I don’t expect ambulance personnel to know surgery or the finer points of medicine, I expect and pay them to be able to give first aid and life support to get them to the doctors that I pay a lot of money to know the finer points. I don’t think I’m doing either excluded middle OR strawmen here. I think you and some others have an unreasonable expectation that police should know what lawyers know, even though they don’t get paid nearly as much as lawyers and even though their jobs require them to be trained on a lot of other things that don’t include the finer points of the law.

All high paid specialized jobs, so kind of a strawman there (ironic, no? :p). I don’t expect an EMT to know what a surgeon knows, I don’t expect a flight attendant or grounds crew to know what a pilot does, and don’t expect someone on a road crew or building worker to know what a civil engineer knows. And I don’t expect a police officer to be as conversant in the finer points of the law as a lawyer.

This doesn’t excuse the cops for doing something wrong. Again, this is exactly why we HAVE COURTS AND LAWYERS. When the cops do something wrong because either they didn’t know or they deliberately did something fucked up we have courts and judged and lawyers to review what happened, to argue both sides, to look up regulations and precedence and to make a ruling on it.

Then the standard procedures are wrong. This is something that can be easily fixed.

It seems so. But I am not sure if the Cop should be penalized. Clearly he had the right to REQUEST. It seems doubtful he had the right to DEMAND. It’s a rather fine point, that I dont know if we should DEMAND a mere Sergeant should be able to differentiate.
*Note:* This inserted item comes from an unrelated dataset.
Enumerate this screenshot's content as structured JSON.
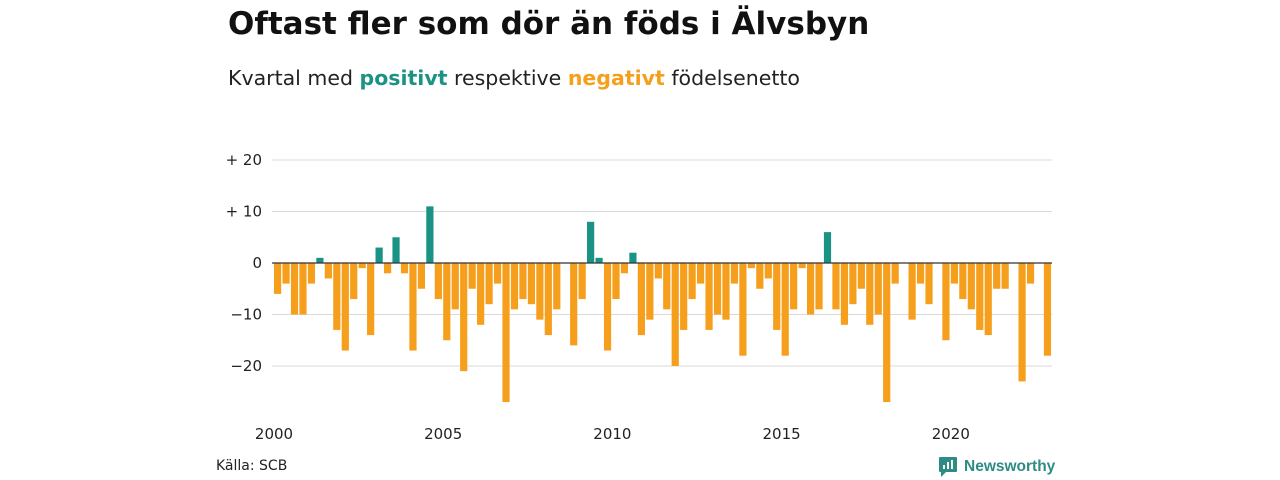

Indeed some experts differ, as Fotheringay-Phipps cite shows.
He was quite calm, and Watts playing the race card and the “Do you know who I am?” card would tempt the patient of a saint.

Everyone? I suppose everyone would have been better off if the snitches who ratted on the couple fucking in public and the guy refusing to leave private property had kept their mouths shut and just let the misdemeanors go. Nobody is being hurt, they’re just breaking the law, but everybody would be better off if the cops didn’t get involved. Let it go.